Commodities traders will be interested in a recent decision of the English High Court in Sang Stone Hamoon Jonoub Co Ltd v Baoyue Shipping Co Ltd “Bao Yue”1 which considered a vessel owner’s entitlement to discharge cargo into storage, pending presentation of an original bill of lading, on terms that created a lien in the storage provider’s favour in the event of non-payment of storage charges.

Background

Sang Stone Hamoon Janoub Co Ltd (the shipper) was the shipper and bill of lading holder in respect of a cargo of iron ore from Bandar Abbas, Iran, to Tianjin, China, on board Baoyue Shipping Co Ltd’s (the owner) vessel in 2012.

A dispute arose between the shipper and the end buyer of the goods under the sale contract and the shipper would not release the original bill of lading. Since the bill was not available on the vessel’s arrival, the cargo was discharged by the owner into a warehouse under letters of indemnity and in reliance on the bill of lading, which incorporated the following clause of the charterparty (clause 12):

“... In case original Bs/L would not be ready upon vessel’s arrival discharge port, owners allow to discharge cargo upon arrival to custom bonded warehouse area against Charterer’s single LOI with owners P&I Club wording signed by Chrs.

Release cgo against original bill of lading. In the event cargo being kept in the warehouse in lieu of waiting for OBL to arrive at the discharge port, the expense of warehouse and all relevant costs to be for Chrtrs’ account...”

Under the contract between the owner and the warehouse operator, the owner agreed to pay storage charges and failure to pay entitled the warehouse operator to refuse to release the cargo. The cargo remained in storage for several years and the warehouse operator refused to release it without payment of the hefty storage charges.

The claim

Although it was common ground that the owner was entitled to discharge the cargo into storage, the shipper commenced proceedings against the owner in the English High Court in tort, claiming alleged conversion of the cargo on two grounds:

  1. A lien for storage charges was created in favour of the storage provider without the shipper’s express or implied authority.
  2. The shipper was denied access to the cargo regardless of whether it presented the bill lading.

The owner counterclaimed for reasonable storage charges incurred under the storage agreement.

Conversion

In order to establish the tort of conversion, a claimant must show that the defendant’s conduct was:

  1. Inconsistent with the rights of the owner (or other person entitled to possession).
  2. Deliberate and not accidental.
  3. So extensive an encroachment on the rights of the owner “as to exclude him from use and possession of the goods”.

The decision

The court dismissed the shipper’s claim and accepted the owner’s counterclaim.

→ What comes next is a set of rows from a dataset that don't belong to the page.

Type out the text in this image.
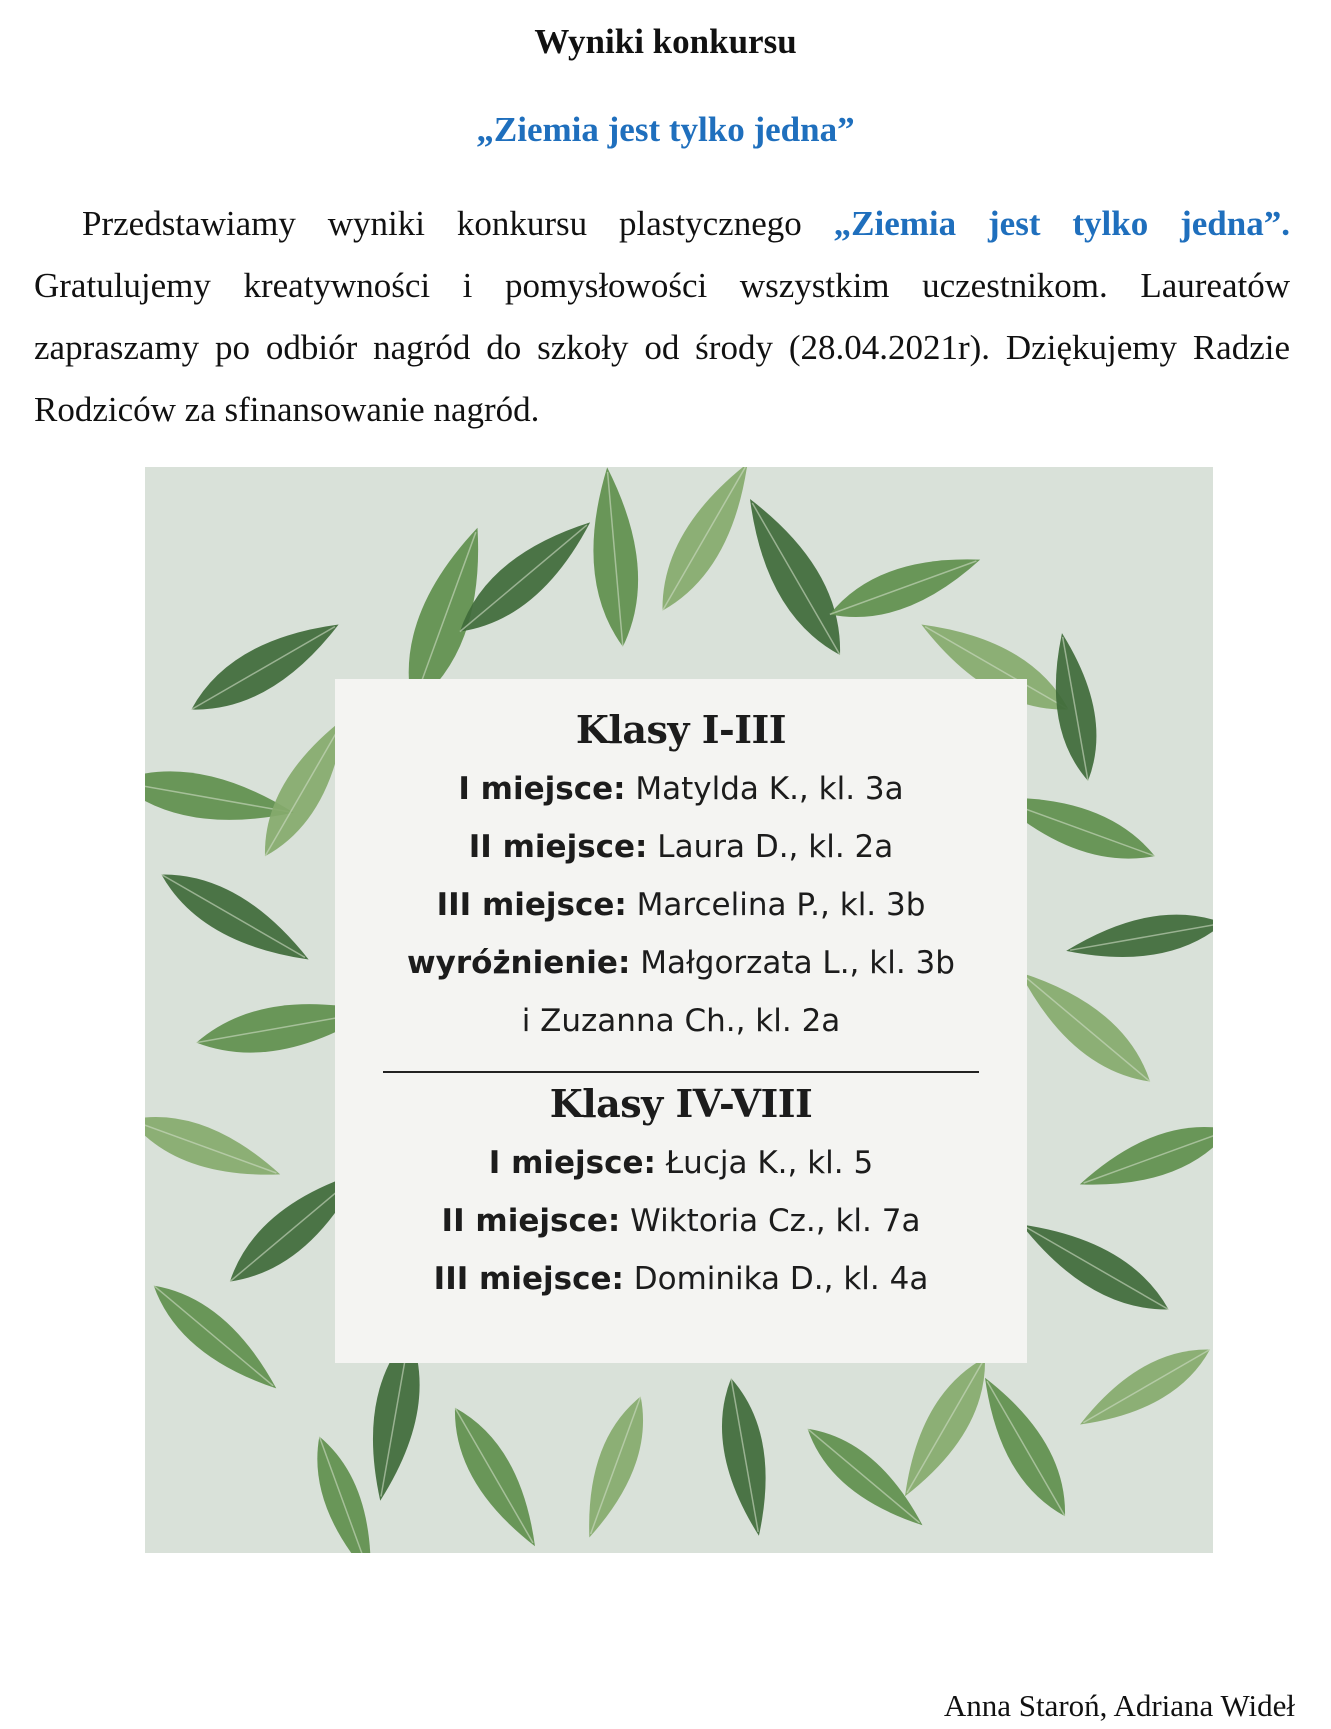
Wyniki konkursu
„Ziemia jest tylko jedna”

Przedstawiamy wyniki konkursu plastycznego „Ziemia jest tylko jedna”. Gratulujemy kreatywności i pomysłowości wszystkim uczestnikom. Laureatów zapraszamy po odbiór nagród do szkoły od środy (28.04.2021r). Dziękujemy Radzie Rodziców za sfinansowanie nagród.

Klasy I-III
I miejsce: Matylda K., kl. 3a
II miejsce: Laura D., kl. 2a
III miejsce: Marcelina P., kl. 3b
wyróżnienie: Małgorzata L., kl. 3b
i Zuzanna Ch., kl. 2a
Klasy IV-VIII
I miejsce: Łucja K., kl. 5
II miejsce: Wiktoria Cz., kl. 7a
III miejsce: Dominika D., kl. 4a
Anna Staroń, Adriana Wideł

The court began by noting the accepted principle that a shipowner, as a bailee of cargo, is under a duty not to convert it. It also accepted that goods may be converted by a person who creates a lien on them without the authority of their owner.

However, the court held that an owner who authorises a bailee to deliver goods into storage “must be taken to authorise the creation of a lien where that is a reasonable and foreseeable incident of the storage contract which the bailee is authorised to conclude”.

In the present case, the owner’s authority to create a lien under the storage contract was implied by the terms of the contract of carriage. The shipper had expressly authorised the storage of the cargo by, among other things, the incorporation of clause 12 into the bill of lading. It also impliedly authorised the storage under the well-established general law that if a bill of lading holder does not claim delivery within a reasonable time, the master may land and warehouse the cargo. In such circumstances, the creation of a lien was a reasonable and foreseeable incident of the storage contract which the owner was authorised to conclude.

The court rejected the shipper’s assertion that denial of access to the cargo amounted to conversion. Whilst in some circumstances a denial of access to goods may constitute a conversion, in this case, the shipper failed to establish that it had been deprived of the use and possession of its cargo, which remained available to it on presentation of the bill of lading and payment of the accrued storage charges.

Commodity sale and purchase frequently involves a number of different contracts and parties must take account of the possibility that actions taken in relation to one contract can adversely affect their position in others. In this case, the shipper had refused to supply the original bill of lading because of a dispute with its buyer in the sale contract. The apportionment of liability in the contract of carriage meant that the shipper then found itself unable to recover from the owner the vast storage charges caused by the delay in taking delivery.